Um tesouro de mil maravilhas, passando de estátuas monumentais a pequenos objetos pessoais, cheios de beleza e de mistério. Algumas peças são emblemáticas, evocando as muitas dimensões fundamentais que marcaram uma civilização, nossa mãe espiritual.

Fotos: Reprodução

No Vale dos Reis, representação do deus Osiris

MISTÉRIO
A grande esfinge, é encarnação do mistério que envolve uma cultura de mais de três mil anos. Lembrando a célebre esfinge que guarda para sempre o ar sagrado de Guizeh ou as esfinges colocadas diante dos templos para afastar os profanos, a esfinge do Louvre foi esculpida durante a IV dinastia, a idade de ouro que viu as construções das pirâmides mais colossais subirem em direção ao céu.

Com o corpo de leão e a cabeça de um faraó, a esfinge não se contenta em apenas fazer perguntas, mas dá respostas: encarna a claridade do amanhecer, que dá vida a tudo o que toca. Um triunfo da luz sobre as trevas. Confirma seu poder e sua capacidade em vender as forças da destrução que, sem cessar, atacam tudo que é criação. (Esfinge, Tanis, Antigo Império, IV dinastia, entre 2620-2500 antes de Cristo).


É pesando o coração que as almas são avaliadas no Além

REI SERPENTE
O longe, o além. Para manter uma harmonia e derrotar o caos, é sempre indispensável um faraó. A estela chamada de rei serpente é simples, mas impressionante. Um soberbo falcão pousa sobre um retângulo, no interior do que se encontra uma grande cobra, acima da fachada de um palácio. O falcão é a encarnação do deus Horus, o distante, o além, cujos olhos são a lua e o sol e as asas têm a dimensão do cosmos. Independentemente do homem e do nome reinante, cada faraó é um Horus, e todas as dinastias seguiram o mesmo modelo.

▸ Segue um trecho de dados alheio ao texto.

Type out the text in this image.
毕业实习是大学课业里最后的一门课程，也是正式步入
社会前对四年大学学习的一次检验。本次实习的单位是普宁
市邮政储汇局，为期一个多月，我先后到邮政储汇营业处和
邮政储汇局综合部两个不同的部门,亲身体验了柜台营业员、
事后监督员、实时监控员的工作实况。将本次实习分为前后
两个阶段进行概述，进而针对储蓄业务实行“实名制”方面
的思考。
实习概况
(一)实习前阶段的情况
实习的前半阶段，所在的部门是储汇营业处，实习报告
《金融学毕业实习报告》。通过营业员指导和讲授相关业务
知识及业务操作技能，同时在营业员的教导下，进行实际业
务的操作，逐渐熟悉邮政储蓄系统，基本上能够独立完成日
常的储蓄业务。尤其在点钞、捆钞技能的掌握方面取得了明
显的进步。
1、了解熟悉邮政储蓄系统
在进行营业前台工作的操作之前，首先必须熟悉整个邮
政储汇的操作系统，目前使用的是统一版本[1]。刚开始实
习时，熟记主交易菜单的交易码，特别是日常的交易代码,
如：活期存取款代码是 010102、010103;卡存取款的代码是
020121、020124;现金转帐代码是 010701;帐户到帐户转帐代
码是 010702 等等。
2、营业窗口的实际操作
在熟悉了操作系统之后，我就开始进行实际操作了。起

Um falcão, uma serpente, um palácio: evocam os primeiros faraós encarregados de unir em suas pessoas o símbolo das duas terras, o Alto e o Baixo Egito, e os dois irmãos inimigos, Horus e Seth, que combatem sem cessar para dominar o universo. Com os símbolos datando da primeira dinastia grandiosa, na sua simplicidade mostram a maturidade de uma civilização que se afirma desde sua origem. (A estela do Rei Serpente foi encontrada em Abydos, é da 1ª. dinastia, entre 3100-2900 antes de Cristo).


Representação da Barca do Sol, no Vale dos Trabalhadores

AMON PROTETOR
Amon, o escondido, cuja natureza é inacessível aos homens, domina de sua altura Tutankhamon, que ficou célebre no mundo quando Howard Carter descobriu sua tumba intacta, em 1922. A cabeça do rei foi quebrada, mas o essencial é a humildade de seu tamanho pequeno em relação a Amon, que ostenta duas altas plumas na cabeça, evocando o sopro de vida que ele oferece a todos os seres. Amon é o guia divino. É ele quem orienta o faraó pelos caminhos da justiça e ensina como manejar o timão do barco do Estado, que o rei deve levar a bom porto. Toutankhamon, no grupo estatuário da XVIII dinastia, tem uma vestimenta ritual, constelada de estrelas, símbolo de sua função de mediador entre o céu e a terra. (Amon protegendo Tutankhamon – Karnak – Novo Império, entre 1336-1327 antes de Cristo)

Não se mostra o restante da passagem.